The Kickstarter Revolution: Could It Be Bad For Games?

In recent months, we have seen an influx of games that have been finding funding for production through something of an unusual way: fans and ordinary folks like you and I donating money to the company through the site Kickstarter. While Kickstarter isn't necessarily new (it's been around since 2008), the capabilities of this hotspot has become the hot topic of news in our world of gaming. Tim Schafer, head of Double Fine, was able to find solace in knowing that he'd get to make a new adventure game through donations. Other projects have been spawning from many different developers and places, and overall, it seems like a really cool idea: allowing people to truly vote with their dollar whether a game should be made.

However, is there a danger to be found in all of this that people just aren't seeing?

Let's take a look at the latest BioWare game and the hornet's nest it has stirred up. Many people are incredibly angered by how the game was handled, but even more than that, a large amount are miffed about the ending of the game. What if this had been a game that had been partially funded through Kickstarter? If the ending turned out to be something that people were pissed about and they expressed that opinion, what does that mean to the person who chipped in some money towards the project's funding? No one can say they don't have a right to bitch at that point - their dollars were put into the project.

It's one of the issues we have to look at: how much push and pull does the person donating some money have, and if there is none, how long will it be before people start screaming to have a say in the game's development process? Logically, no sane person would do that. They would realize that by donating, you are funding the creative juices of the development studio themselves and your "say" is strictly that you get a copy of the game and maybe a credit for it as well.
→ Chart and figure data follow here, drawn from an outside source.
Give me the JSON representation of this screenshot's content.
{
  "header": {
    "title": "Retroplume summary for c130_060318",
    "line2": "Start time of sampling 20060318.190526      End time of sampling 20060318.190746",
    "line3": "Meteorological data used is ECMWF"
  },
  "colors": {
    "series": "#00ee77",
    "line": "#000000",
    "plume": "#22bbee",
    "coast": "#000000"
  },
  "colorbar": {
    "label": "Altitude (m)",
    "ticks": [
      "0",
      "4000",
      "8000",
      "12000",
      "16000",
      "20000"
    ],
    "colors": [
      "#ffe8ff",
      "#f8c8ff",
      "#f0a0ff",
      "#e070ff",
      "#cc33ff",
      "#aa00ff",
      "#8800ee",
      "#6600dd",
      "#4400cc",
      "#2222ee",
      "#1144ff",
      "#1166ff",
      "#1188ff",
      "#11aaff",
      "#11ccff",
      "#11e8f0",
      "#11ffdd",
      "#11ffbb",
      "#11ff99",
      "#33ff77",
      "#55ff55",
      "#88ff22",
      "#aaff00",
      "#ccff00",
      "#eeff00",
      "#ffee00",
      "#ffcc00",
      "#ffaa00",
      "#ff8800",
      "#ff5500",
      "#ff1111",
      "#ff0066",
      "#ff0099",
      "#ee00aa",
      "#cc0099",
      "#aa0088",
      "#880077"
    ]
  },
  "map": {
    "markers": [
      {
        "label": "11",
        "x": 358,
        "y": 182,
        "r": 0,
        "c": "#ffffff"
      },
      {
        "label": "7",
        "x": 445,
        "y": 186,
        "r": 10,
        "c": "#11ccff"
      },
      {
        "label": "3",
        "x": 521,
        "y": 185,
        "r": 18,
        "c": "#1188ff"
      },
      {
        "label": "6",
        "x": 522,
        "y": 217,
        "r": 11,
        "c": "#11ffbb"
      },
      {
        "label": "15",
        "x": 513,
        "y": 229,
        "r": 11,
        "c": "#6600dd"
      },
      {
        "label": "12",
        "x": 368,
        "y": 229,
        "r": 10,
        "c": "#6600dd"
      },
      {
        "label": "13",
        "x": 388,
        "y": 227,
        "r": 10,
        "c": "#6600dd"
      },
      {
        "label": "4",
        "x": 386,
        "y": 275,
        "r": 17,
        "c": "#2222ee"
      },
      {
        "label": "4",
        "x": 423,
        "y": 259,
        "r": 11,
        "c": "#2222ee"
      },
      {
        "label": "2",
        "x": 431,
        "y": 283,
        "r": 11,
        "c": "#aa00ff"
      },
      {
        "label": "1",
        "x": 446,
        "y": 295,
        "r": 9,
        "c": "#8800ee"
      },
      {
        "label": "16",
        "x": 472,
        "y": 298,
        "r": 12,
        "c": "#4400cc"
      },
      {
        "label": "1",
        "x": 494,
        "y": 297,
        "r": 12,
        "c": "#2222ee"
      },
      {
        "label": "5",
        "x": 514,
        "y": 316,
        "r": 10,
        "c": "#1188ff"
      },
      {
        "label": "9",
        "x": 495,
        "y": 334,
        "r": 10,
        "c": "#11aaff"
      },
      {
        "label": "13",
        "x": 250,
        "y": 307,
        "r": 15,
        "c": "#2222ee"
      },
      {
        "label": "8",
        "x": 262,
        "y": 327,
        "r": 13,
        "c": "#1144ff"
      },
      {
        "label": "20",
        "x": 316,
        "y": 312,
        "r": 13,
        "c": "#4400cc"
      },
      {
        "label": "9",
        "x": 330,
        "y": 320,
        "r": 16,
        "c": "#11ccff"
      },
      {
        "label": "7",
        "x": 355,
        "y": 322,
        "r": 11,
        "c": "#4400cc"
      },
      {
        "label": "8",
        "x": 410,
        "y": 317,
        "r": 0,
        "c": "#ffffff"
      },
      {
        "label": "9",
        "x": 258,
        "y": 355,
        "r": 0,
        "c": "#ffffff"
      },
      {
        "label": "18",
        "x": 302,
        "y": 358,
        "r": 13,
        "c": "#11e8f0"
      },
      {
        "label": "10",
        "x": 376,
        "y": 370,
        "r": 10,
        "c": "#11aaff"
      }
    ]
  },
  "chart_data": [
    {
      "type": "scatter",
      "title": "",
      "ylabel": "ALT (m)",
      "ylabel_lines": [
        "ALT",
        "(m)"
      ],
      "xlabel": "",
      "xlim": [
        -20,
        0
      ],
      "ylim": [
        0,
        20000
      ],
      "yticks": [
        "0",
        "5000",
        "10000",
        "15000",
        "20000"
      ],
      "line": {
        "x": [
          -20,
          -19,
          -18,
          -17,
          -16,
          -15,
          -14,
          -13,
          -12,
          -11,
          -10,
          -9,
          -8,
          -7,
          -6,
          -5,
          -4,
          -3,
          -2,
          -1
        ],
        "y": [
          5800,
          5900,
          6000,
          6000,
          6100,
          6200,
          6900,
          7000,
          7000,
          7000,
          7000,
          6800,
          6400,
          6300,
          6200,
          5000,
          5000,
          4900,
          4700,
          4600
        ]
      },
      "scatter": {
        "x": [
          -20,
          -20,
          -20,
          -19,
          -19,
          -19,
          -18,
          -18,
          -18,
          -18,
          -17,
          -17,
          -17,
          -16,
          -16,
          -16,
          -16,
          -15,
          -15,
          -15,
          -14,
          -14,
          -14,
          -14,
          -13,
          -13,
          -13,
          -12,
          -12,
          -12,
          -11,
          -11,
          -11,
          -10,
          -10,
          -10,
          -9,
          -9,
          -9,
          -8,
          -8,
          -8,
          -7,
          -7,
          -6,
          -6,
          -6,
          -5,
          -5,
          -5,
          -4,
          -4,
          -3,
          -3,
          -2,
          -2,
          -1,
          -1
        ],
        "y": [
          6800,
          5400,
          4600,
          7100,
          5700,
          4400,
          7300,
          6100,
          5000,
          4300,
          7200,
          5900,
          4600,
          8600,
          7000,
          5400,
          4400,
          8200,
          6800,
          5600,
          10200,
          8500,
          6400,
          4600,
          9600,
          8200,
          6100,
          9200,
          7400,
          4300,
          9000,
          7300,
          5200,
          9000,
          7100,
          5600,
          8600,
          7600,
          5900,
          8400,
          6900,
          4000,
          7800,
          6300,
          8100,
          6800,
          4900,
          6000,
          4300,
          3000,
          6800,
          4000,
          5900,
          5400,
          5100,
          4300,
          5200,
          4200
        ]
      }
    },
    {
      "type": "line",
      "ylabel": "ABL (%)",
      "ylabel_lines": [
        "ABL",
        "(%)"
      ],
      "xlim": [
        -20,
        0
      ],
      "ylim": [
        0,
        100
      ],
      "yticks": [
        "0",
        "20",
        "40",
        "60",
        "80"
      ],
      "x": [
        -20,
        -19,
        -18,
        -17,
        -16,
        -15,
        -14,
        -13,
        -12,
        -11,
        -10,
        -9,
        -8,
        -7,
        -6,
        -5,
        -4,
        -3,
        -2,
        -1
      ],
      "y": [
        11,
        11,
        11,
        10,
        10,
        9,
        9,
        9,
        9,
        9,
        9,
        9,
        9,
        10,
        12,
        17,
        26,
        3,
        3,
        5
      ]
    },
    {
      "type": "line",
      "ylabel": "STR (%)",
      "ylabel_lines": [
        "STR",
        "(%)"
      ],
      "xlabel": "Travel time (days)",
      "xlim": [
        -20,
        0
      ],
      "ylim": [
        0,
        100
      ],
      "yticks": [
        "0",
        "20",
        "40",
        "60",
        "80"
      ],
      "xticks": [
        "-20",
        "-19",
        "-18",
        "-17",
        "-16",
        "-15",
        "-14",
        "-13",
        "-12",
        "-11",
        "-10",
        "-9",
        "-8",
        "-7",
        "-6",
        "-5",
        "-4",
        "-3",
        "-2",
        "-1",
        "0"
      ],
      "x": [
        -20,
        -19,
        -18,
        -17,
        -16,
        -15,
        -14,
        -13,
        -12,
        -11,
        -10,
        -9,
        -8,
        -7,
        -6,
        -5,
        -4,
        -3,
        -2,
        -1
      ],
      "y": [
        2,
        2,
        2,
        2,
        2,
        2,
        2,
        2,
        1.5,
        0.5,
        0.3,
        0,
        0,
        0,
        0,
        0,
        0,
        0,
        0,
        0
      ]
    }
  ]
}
There's also the idea I presented above: partial funding. Kickstarter works great for those indie studios that are looking for money to fully fund their game, but what kind of problems would this take off the shoulders of a company like Activision or EA who are spending millions on a game? They could potentially fuel a portion of their game budget with Kickstarter money, lowering their own internal costs on the product. However, is it something they should have the right to do, and if so, how far does that go? What if the company makes a game, it sells well, and then that game begins a franchise? What stock do the people who donated money have in helping to create this franchise?

Again, no logical and sane person would think that, but are all gamers sane and logical people? If Activision said "hey, we're looking for funding towards the next Call of Duty game - it's your chance to get your name in the credits", do you honestly believe that there wouldn't be thousands of people donating to that in a heartbeat because of the novelty?

How far does it go?

I love what Kickstarter can do in order to help the development process for independent game developers. However, there are larger implications that we either aren't seeing or just don't want to notice or pay attention to.

Since Tim Schafer raised the money for his adventure game, using Kickstarter has become something of a trend. Christian Allen is seeking funding on what he is calling a "hardcore tactical shooter". Tim Schafer has spoken about the potential of using Kickstarter to help fund Psychonauts 2. Brian Fargo has aspirations to use the service to fund Wasteland 2.

It's a slippery slope that we are on. The idea of people financing games that people want is a great idea, but we also know how gamers can be when a finished product doesn't happen to meet the expectations they have. When you move the gamers from the category of "consumer" to "funding", it becomes a little more dangerous than it should be.

Some food for thought, folks. What do you guys think? Is Kickstarter helping the industry, or is it a tool that will soon be oft too abused?